Знакомые восклицания, подлинно «пустые звонкие слова». Как будто материал может быть более благодарным или менее. Почему же тогда Гоголь выбрал не эпоху Нерона (какой блестящий материал!) и не написал нечто в роде «Quo Vadis» вместо того, чтобы повествовать о скучнейшей русской провинции? А Достоевский со своим подпольем, а Тургенев со своей захолустной усадьбой, а Чехов?
Из «поразительного» современного быта растеклась по современной литературе такая серость и сырость, какой еще никогда не было. И на послереволюционной прозе — тусклость и копоть от недавнего пожара.

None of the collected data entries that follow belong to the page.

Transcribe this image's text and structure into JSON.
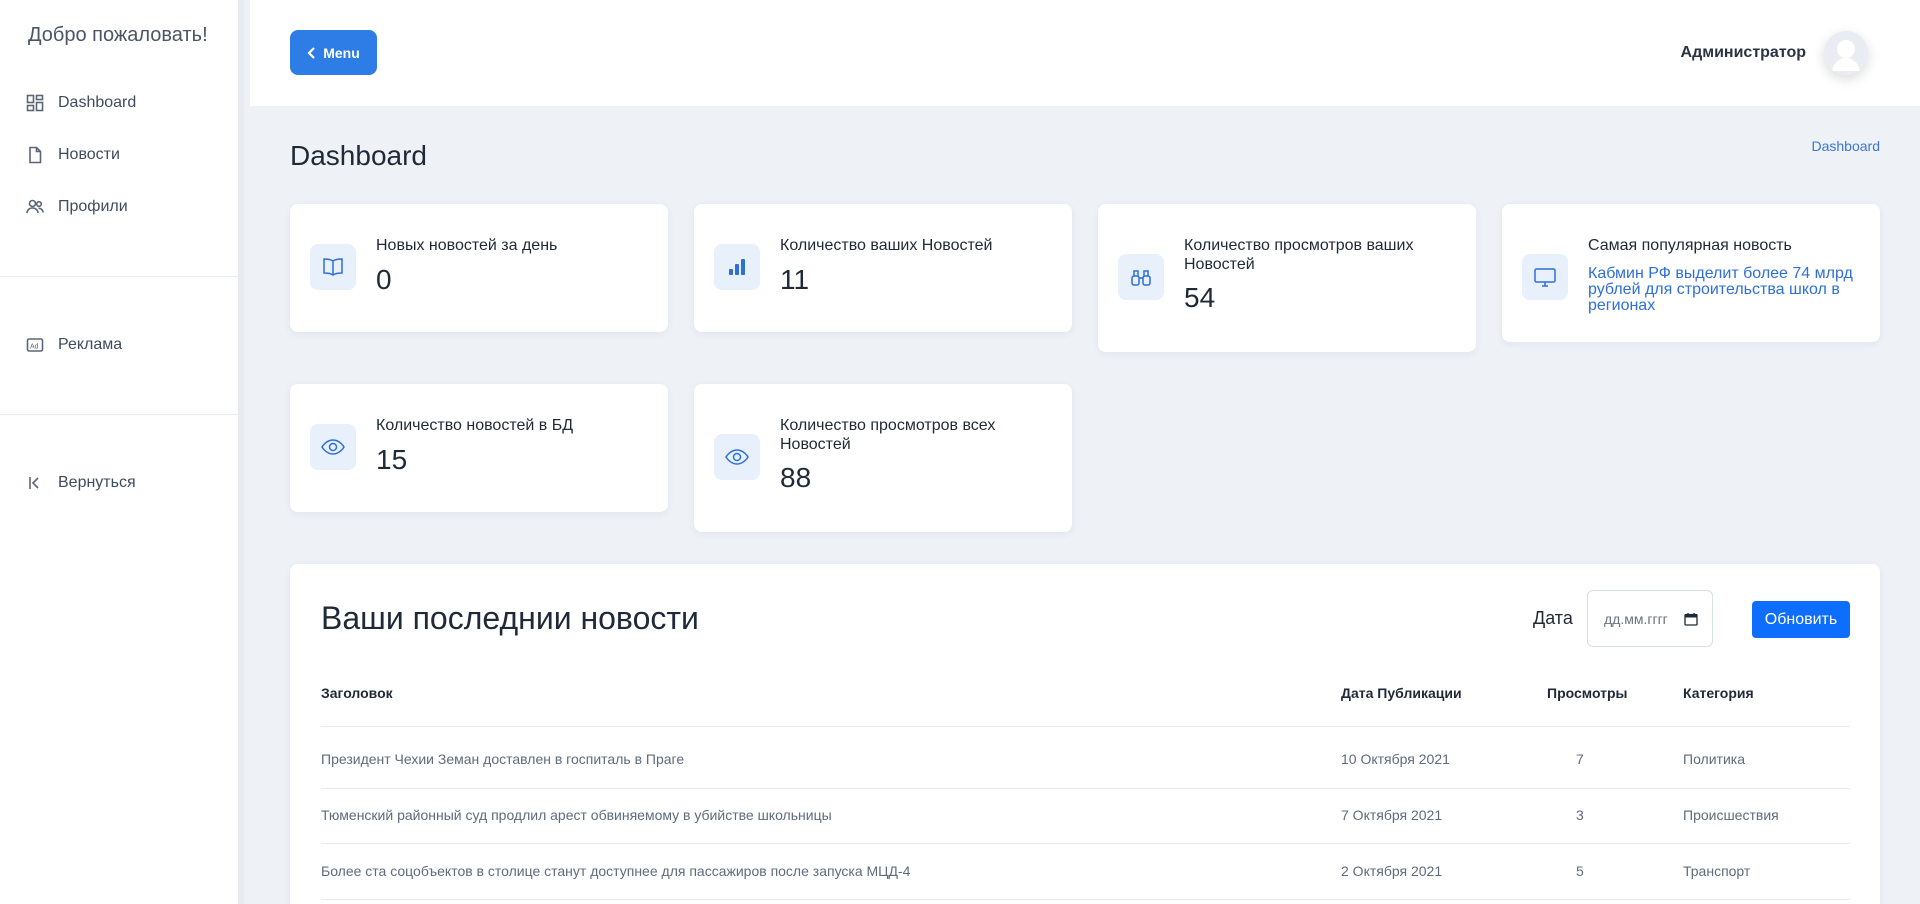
{
  "sidebar": {
    "welcome": "Добро пожаловать!",
    "items": [
      {
        "label": "Dashboard",
        "icon": "dashboard-icon"
      },
      {
        "label": "Новости",
        "icon": "file-icon"
      },
      {
        "label": "Профили",
        "icon": "users-icon"
      },
      {
        "label": "Реклама",
        "icon": "ad-icon"
      },
      {
        "label": "Вернуться",
        "icon": "collapse-left-icon"
      }
    ]
  },
  "header": {
    "menu_label": "Menu",
    "user_name": "Администратор"
  },
  "page": {
    "title": "Dashboard",
    "breadcrumb": "Dashboard"
  },
  "stats": [
    {
      "label": "Новых новостей за день",
      "value": "0",
      "icon": "book-icon"
    },
    {
      "label": "Количество ваших Новостей",
      "value": "11",
      "icon": "bar-chart-icon"
    },
    {
      "label": "Количество просмотров ваших Новостей",
      "value": "54",
      "icon": "binoculars-icon"
    },
    {
      "label": "Самая популярная новость",
      "link": "Кабмин РФ выделит более 74 млрд рублей для строительства школ в регионах",
      "icon": "monitor-icon"
    },
    {
      "label": "Количество новостей в БД",
      "value": "15",
      "icon": "eye-icon"
    },
    {
      "label": "Количество просмотров всех Новостей",
      "value": "88",
      "icon": "eye-icon"
    }
  ],
  "news": {
    "title": "Ваши последнии новости",
    "date_label": "Дата",
    "date_placeholder": "дд.мм.гггг",
    "refresh_label": "Обновить",
    "columns": [
      "Заголовок",
      "Дата Публикации",
      "Просмотры",
      "Категория"
    ],
    "rows": [
      {
        "title": "Президент Чехии Земан доставлен в госпиталь в Праге",
        "date": "10 Октября 2021",
        "views": "7",
        "category": "Политика"
      },
      {
        "title": "Тюменский районный суд продлил арест обвиняемому в убийстве школьницы",
        "date": "7 Октября 2021",
        "views": "3",
        "category": "Происшествия"
      },
      {
        "title": "Более ста соцобъектов в столице станут доступнее для пассажиров после запуска МЦД-4",
        "date": "2 Октября 2021",
        "views": "5",
        "category": "Транспорт"
      }
    ]
  },
  "colors": {
    "accent": "#2e7ce6",
    "primary_button": "#0d6efd",
    "background": "#eef2f7",
    "link": "#2e6fd8"
  }
}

Что же осталось от последнего десятилетия напряженной литературной работы? Ворохи никому не нужных «натуралистических описаний» новой жизни — похожих друг на друга, как стертые монеты, однообразных в своей дикой разноголосице. И очень немного — рассказов и повестей. Из длинного списка — несколько имен писателей. Их оригинальность кажется нам убывающей с каждым годом. От Пильняка осталось мокрое пятно, как от мыльного пузыря; от Бабеля — десятка два страниц острого «орнаментального сказа», от Леонова — две–три искусно сделанных повести: мелкие сверкающие осколки от Зощенко; грузная, недостроенная башня–роман от Федина; занятные словесные опыты Никитина и Вс. Иванова. И тяжелая драгоценная реликвия проза Пастернака.
Итоги скромные — ни «великой эпопеи», ни даже романа (Федин, Романов и Тынянов — три попытки, — достойные Уважения). Ряд талантливых рассказов. «Подготовительная» Работа, напряженные искания. Достижения в области «скаа» и построения. Затишье, но не запустение.
О ЮМОРЕ ЗОЩЕНКИ
«Английский юмор». В этом выражении — определенное реальное содержание. Как ни своеобразны Диккенс, Теккерей, Свифт, Стерн, все они — одна традиция, один «дух». Разные глаза и общее зрение. «Типичная» усмешка на непохожих лицах. В добродушной шутке, в милом чудачестве, в степенном весельи — преемственность и раса. Русский юмор, как общее понятие, не существует. Мы говорим о юморе Гоголя, Лескова, Чехова — об индивидуальном и неповторимом отношении к действительности, о средствах изображения, вызванных к жизни этим отношением и исчезнувших без следа. Гоголевский «смех сквозь слезы» связан со всей его поэтикой, но сам он не литературный жанр. Можно воспроизводить формы его воплощения, нельзя подражать его живому дыханию. Эйхенбаум и Шкловский растолковывают нам по всем правилам портняжного искусства, «как сделана «Шинель». А все же другой шинели Акакию Акакиевичу никто не сошьет. Материалисты от литературы не в силах оживить свои ловко сработанные манекены. Формально все как у Гоголя: контрасты, преувеличения, перебои стиля, и гротеск, и фантастика, одним словом, полная коллекция «юмористических приемов», а юмора то и нет. И понятно, почему у нас ни традиции, ни жанра не получилось. Юмор — самое субъективное и интимное свойство художника; строение его глаза, установка души. Этому нельзя выучиться. Можно изобразить «под Гоголя» Невский проспект (ненужный пастиш); увидеть его, как Гоголь, нельзя.